A
população do Brasil vai continuar em crescimento até atingir 233,2 milhões de
pessoas em 2047. A partir deste ano, entrará em declínio gradual chegando a
228,3 milhões em 2060. A expectativa do Instituto Brasileiro de Geografia e
Estatística (IBGE), faz parte da Revisão 2018 da Projeção de População, que
estima demograficamente os padrões de crescimento da população do país ano a
ano, por sexo e idade para os próximos 42 anos.
Antes de
2048, 12 estados (Piauí, Bahia, Rio Grande do Sul, Alagoas, Minas Gerais,
Paraíba, Rio de Janeiro, Ceará, Pernambuco, Maranhão, Paraná e Rio Grande do
Norte) deverão ter redução na sua população. Segundo o IBGE, a principal
característica dessas unidades da federação é o saldo migratório negativo. No
limite da projeção em 2060, oito estados (Goiás, Mato Grosso, Mato Grosso do
Sul, Santa Catarina, Amapá, Roraima, Amazonas e Acre) não terão queda nas suas
populações.

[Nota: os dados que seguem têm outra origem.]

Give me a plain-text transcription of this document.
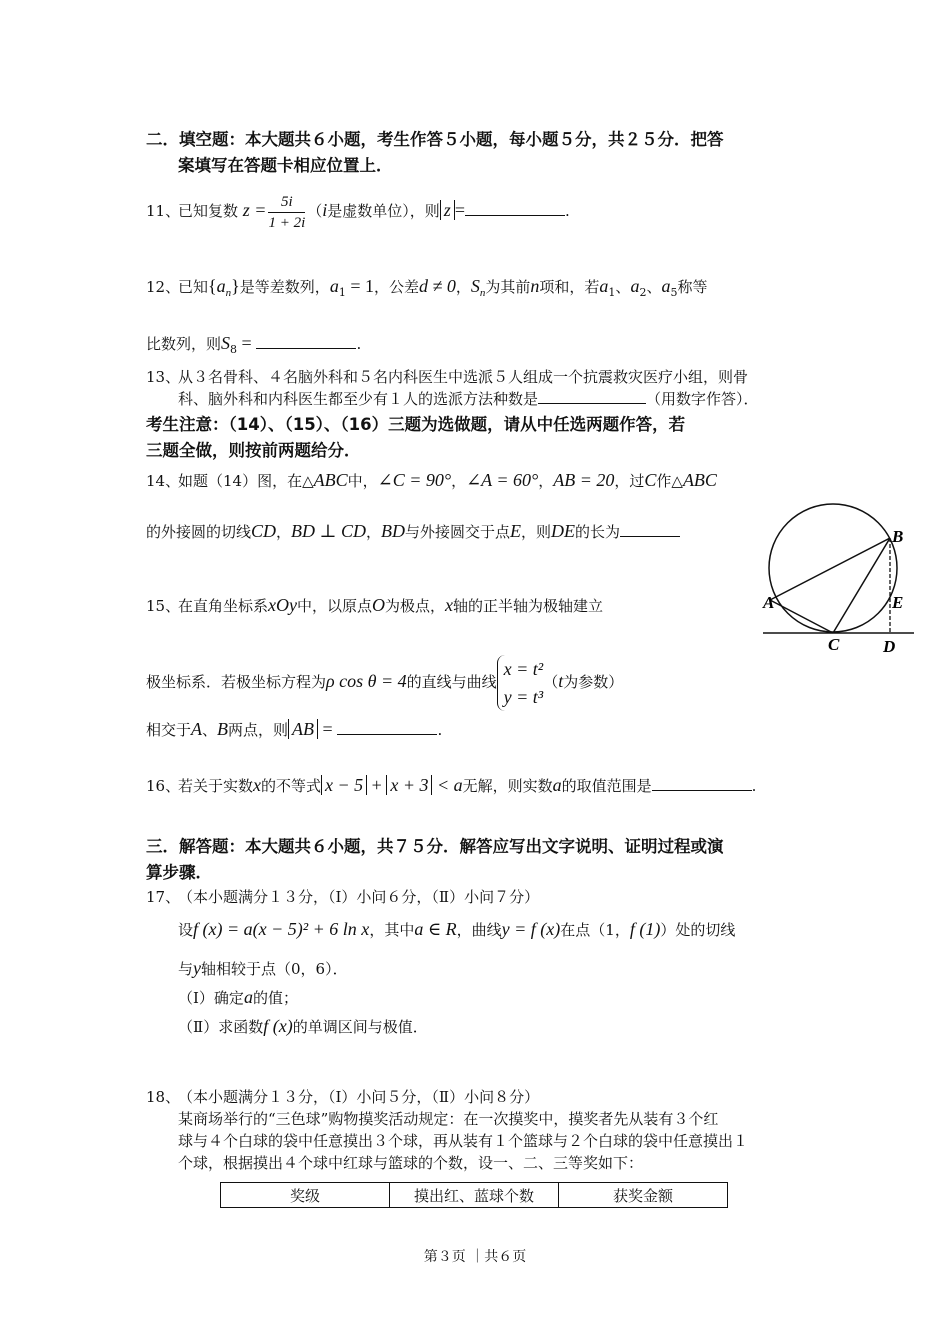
二．填空题：本大题共６小题，考生作答５小题，每小题５分，共２５分．把答
案填写在答题卡相应位置上．
11、已知复数 $z = \frac{5i}{1 + 2i} (i$是虚数单位），则 z =	.
12、已知$\{a_n\}$是等差数列，$a_1 = 1$，公差d ≠ 0，$S_n$为其前n项和，若$a_1$、$a_2$、$a_5$称等
比数列，则$S_8$ =	.
13、从３名骨科、４名脑外科和５名内科医生中选派５人组成一个抗震救灾医疗小组，则骨
科、脑外科和内科医生都至少有１人的选派方法种数是	（用数字作答）．
考生注意：（14）、（15）、（16）三题为选做题，请从中任选两题作答，若
三题全做，则按前两题给分．
14、如题（14）图，在△ABC中，∠C = 90°，∠A = 60°，AB = 20，过C作△ABC
的外接圆的切线CD，BD ⊥ CD，BD与外接圆交于点E，则DE的长为	B
A	E
C	D
15、在直角坐标系xOy中，以原点O为极点，x轴的正半轴为极轴建立
极坐标系．若极坐标方程为ρ cos θ = 4的直线与曲线
x = t²
y = t³
（t为参数）
相交于A、B两点，则 AB =	.
16、若关于实数x的不等式 x − 5 + x + 3 < a无解，则实数a的取值范围是	.
三．解答题：本大题共６小题，共７５分．解答应写出文字说明、证明过程或演
算步骤．
17、（本小题满分１３分，（Ⅰ）小问６分，（Ⅱ）小问７分）
设f (x) = a(x − 5)² + 6 ln x，其中a ∈ R，曲线y = f (x)在点（1，f (1)）处的切线
与y轴相较于点（0，6）．
（Ⅰ）确定a的值；
（Ⅱ）求函数f (x)的单调区间与极值．
18、（本小题满分１３分，（Ⅰ）小问５分，（Ⅱ）小问８分）
某商场举行的“三色球”购物摸奖活动规定：在一次摸奖中，摸奖者先从装有３个红
球与４个白球的袋中任意摸出３个球，再从装有１个篮球与２个白球的袋中任意摸出１
个球，根据摸出４个球中红球与篮球的个数，设一、二、三等奖如下：
奖级	摸出红、蓝球个数	获奖金额
第３页 ｜共６页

O IBGE explicou que eles apresentam saltos migratórios positivos
e/ou têm taxas de fecundidade total mais elevadas.
Fecundidade
O órgão
acrescentou que o crescimento populacional é determinado pela combinação do
perfil migratório, incluindo áreas de expulsão ou atração de pessoas; com taxas
de fecundidade de uma unidade da federação. Os estados do Piauí e da Bahia apresentam
quedas importantes de fecundidade nos últimos anos e, segundo o instituto,
perdem população para outros estados do país. Apesar de não registrar altas
quedas de fecundidade, atualmente, a situação já foi diferente para o Rio
Grande do Sul, que é também um estado “emissor”. Na definição do IBGE, as três
unidades da federação devem ser os primeiros a apresentar redução de população.
A taxa de
fecundidade total para 2018 é 1,77 filho por mulher. Quando chegar a 2060, o
número médio de filhos por mulher poderá cair para 1,66. Os estados de Roraima
com 1,95; o Pará, Amapá, Maranhão, Mato Grosso e Mato
Grosso do Sul, com 1,80, são os que deverão ter as maiores taxas de
fecundidade. As menores poderão ser no Distrito Federal com 1,50; e em Goiás,
no Rio de Janeiro e em Minas Gerais, esses com 1,55. A idade média de 27,2 anos
em que as mulheres têm filhos em 2018, aumentará para 28,8 anos, em 2060.
Idade
A média
de idade da população brasileira é 32,6 anos em 2018. Os estados da
Região Norte, Alagoas e Maranhão têm a média em 30 anos. A explicação é que têm
taxas de fecundidade total mais elevadas e se situam mais tardiamente na
transição da fecundidade. O Acre tem a menor média (24,9 anos). Ao contrário,
os estados das Regiões Sul e Sudeste registram média acima da projetada para o
Brasil. O mais envelhecido é o Rio Grande do Sul com 35,9 anos. Para o IBGE, o
avanço na idade populacional pode ser medido também com a comparação das
pessoas com 65 anos ou mais e os menores de 15 anos, por meio do índice de
envelhecimento da população.
Conforme
o estudo, em 2060, um quarto da população (25,5%) terá mais de 65 anos. No
total, para cada 100 pessoas com idade de trabalhar, que é a faixa compreendida
entre 15 e 64 anos, o país teria 67,2 indivíduos acima desta idade ou abaixo de
15 anos. No nível do Brasil, o índice em 2018, indica que o país tem 43,2
crianças de até 14 anos para cada 100 idosos com 65 anos ou mais. Em 2039, a
projeção aponta que o indicador vai passar de 100, o que representará mais
pessoas idosas que crianças. O estudo mostra que, em 2029, o Rio Grande do Sul
deverá ser o primeiro a ter uma proporção maior de idosos do que de crianças de
até 14 anos. Mas em 2033, o Rio de Janeiro e Minas Gerais deverão ter relação
semelhante. Com comportamento diferente, o Amazonas e a Roraima vão continuar
com mais crianças e idosos até o limite da projeção em 2060.
Expectativa de vida
Com 79,7
anos, Santa Catarina, que, atualmente, tem a maior esperança de vida ao nascer
para ambos os sexos, subirá para 84,5 anos em 2060. O Maranhão, com a menor
expectativa de vida ao nascer (71,1 anos) em 2018, vai perder a posição para o
Piauí que em 2060, terá a taxa de 77 anos.
Dependência
O IBGE
estimou também que a razão de dependência da população brasileira em 2018 é 44%.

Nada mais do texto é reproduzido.